Now, granted, this is a bit of an unorthodox way to calculate a PEG ratio. Ordinarily, how you'd want to do this is to base your PEG on Disney's trailing earnings -- the ones we know for a fact and are not guessing at. And you'd want to use a five-year estimated growth rate, rather than just the growth expected over the next year or two (because growth rates tend to slow over time). Calculated this more traditional way, Disney's $3.64 in trailing earnings times its 16% estimated long-term growth rate results in a "fair" share price of only $58.24 per share -- plus a premium that you might be willing to pay for owning one of the best-quality entertainment stocks in the country.

But tomayto-tomahto. However Topeka wants to justify its buy rating is up to Topeka, and only time will tell whether the analyst is right about the premium it's telling investors to ante up. Personally, I see the stock as overvalued, and will not be following the analyst's advice to buy.

King gets crowned
Last and far from least, we wind up today's column with King Digital, the maker of the popular mobile devices game Candy Crush Saga. Now that the quiet period on this stock's IPO has expired, everybody who's anybody is taking the opportunity to give the stock a rating -- and so far, these ratings are almost unanimously positive, with 10 analysts saying it's time to buy King and only two coming out with neutral ratings.

Why all the enthusiasm? RBC Capital sums it up best: "KING has emerged as a leading Casual Gaming company. What separates it from many of its competitors is that it has expertly developed a Mobile-oriented, fremium-model, highly profitable platform. It has also demonstrated diversification away from its dominant Candy Crush franchise. Current valuation is highly undemanding."

Undemanding? I'll say!

Valuing this stock on trailing profits, King shares today sell for a measly 10.2 times earnings. Valued on free cash flow, the stock's an even cheaper 8.7 times free cash flow. That seems awfully cheap if King can post even mid-double-digit earnings growth going forward.

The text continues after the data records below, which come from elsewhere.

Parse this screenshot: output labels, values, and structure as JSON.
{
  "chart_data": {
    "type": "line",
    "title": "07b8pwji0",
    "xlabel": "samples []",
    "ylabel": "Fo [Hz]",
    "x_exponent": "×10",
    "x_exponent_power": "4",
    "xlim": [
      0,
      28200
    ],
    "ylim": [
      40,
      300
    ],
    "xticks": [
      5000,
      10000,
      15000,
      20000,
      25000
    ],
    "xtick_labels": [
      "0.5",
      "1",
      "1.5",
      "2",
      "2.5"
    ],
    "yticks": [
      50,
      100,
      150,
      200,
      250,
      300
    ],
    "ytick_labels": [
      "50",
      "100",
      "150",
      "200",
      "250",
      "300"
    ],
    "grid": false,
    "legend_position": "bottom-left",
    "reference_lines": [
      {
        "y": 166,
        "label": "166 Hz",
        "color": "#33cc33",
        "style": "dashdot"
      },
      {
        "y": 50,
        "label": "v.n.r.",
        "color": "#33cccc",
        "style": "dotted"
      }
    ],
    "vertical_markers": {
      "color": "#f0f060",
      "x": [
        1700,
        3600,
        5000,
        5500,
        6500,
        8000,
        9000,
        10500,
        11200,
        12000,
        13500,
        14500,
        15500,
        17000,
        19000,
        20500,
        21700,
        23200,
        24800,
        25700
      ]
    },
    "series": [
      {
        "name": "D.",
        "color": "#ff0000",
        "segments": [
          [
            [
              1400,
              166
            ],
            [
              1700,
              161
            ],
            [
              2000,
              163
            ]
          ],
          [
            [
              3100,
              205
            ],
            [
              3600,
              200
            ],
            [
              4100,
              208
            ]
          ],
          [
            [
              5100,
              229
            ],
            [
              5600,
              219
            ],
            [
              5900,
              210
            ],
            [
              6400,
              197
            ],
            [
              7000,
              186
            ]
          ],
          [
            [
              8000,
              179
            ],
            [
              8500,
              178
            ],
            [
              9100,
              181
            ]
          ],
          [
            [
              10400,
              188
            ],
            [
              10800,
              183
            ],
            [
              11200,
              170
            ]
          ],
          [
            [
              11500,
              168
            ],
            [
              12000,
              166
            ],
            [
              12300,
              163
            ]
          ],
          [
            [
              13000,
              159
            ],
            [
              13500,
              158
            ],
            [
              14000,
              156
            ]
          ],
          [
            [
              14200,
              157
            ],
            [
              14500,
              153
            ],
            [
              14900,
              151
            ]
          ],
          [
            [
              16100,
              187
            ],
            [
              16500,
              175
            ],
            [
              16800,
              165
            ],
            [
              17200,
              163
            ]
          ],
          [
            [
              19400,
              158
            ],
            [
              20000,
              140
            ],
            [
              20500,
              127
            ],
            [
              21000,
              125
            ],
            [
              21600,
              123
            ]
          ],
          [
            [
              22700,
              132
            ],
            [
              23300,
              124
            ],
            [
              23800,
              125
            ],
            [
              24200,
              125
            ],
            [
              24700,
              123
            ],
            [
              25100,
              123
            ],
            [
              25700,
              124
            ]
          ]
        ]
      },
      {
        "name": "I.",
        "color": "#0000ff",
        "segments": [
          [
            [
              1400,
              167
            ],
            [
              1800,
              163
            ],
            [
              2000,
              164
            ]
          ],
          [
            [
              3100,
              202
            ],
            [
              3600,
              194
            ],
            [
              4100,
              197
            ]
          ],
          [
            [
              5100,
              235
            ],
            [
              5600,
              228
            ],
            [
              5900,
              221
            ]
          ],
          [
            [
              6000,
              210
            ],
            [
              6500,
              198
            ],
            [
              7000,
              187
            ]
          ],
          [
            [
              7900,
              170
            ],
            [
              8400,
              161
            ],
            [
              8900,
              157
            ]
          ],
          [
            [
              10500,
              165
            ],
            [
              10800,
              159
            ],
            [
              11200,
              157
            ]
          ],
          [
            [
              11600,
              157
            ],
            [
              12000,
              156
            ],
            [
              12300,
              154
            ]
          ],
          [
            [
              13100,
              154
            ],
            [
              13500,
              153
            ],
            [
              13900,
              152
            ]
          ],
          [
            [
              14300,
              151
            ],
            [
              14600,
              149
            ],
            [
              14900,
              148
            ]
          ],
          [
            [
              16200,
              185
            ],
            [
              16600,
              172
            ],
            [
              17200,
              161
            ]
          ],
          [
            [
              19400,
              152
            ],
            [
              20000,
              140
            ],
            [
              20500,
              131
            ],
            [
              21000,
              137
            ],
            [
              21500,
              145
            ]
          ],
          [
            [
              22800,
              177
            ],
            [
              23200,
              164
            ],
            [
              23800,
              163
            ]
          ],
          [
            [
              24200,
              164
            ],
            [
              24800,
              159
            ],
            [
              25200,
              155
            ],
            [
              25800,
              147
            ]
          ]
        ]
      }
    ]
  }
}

It's almost worth paying if the company grows not at all, but just cruises on its Candy Crush success and maintains its current level of profitability.

But in fact, in an industry that analysts predict will grow at close to 19% annually on average over the next five years, RBC notes that King currently boasts "the sector's fastest growth rate" -- suggesting King could probably grow somewhere in the 20s, if not even faster than that.

It's not often I side with the Wall Street consensus, where all the bankers are rushing in one direction on a trade and everyone is shouting "buy." This time, however, the bankers appear to be right. King Digital is one very cheap stock indeed.

John Mackey, co-CEO of Whole Foods Market, is a member of The Motley Fool's board of directors. The Motley Fool recommends and owns shares of Walt Disney and Whole Foods Market. Motley Fool contributor Rich Smith has no position in any stocks mentioned, and doesn't always agree with his fellow Fools.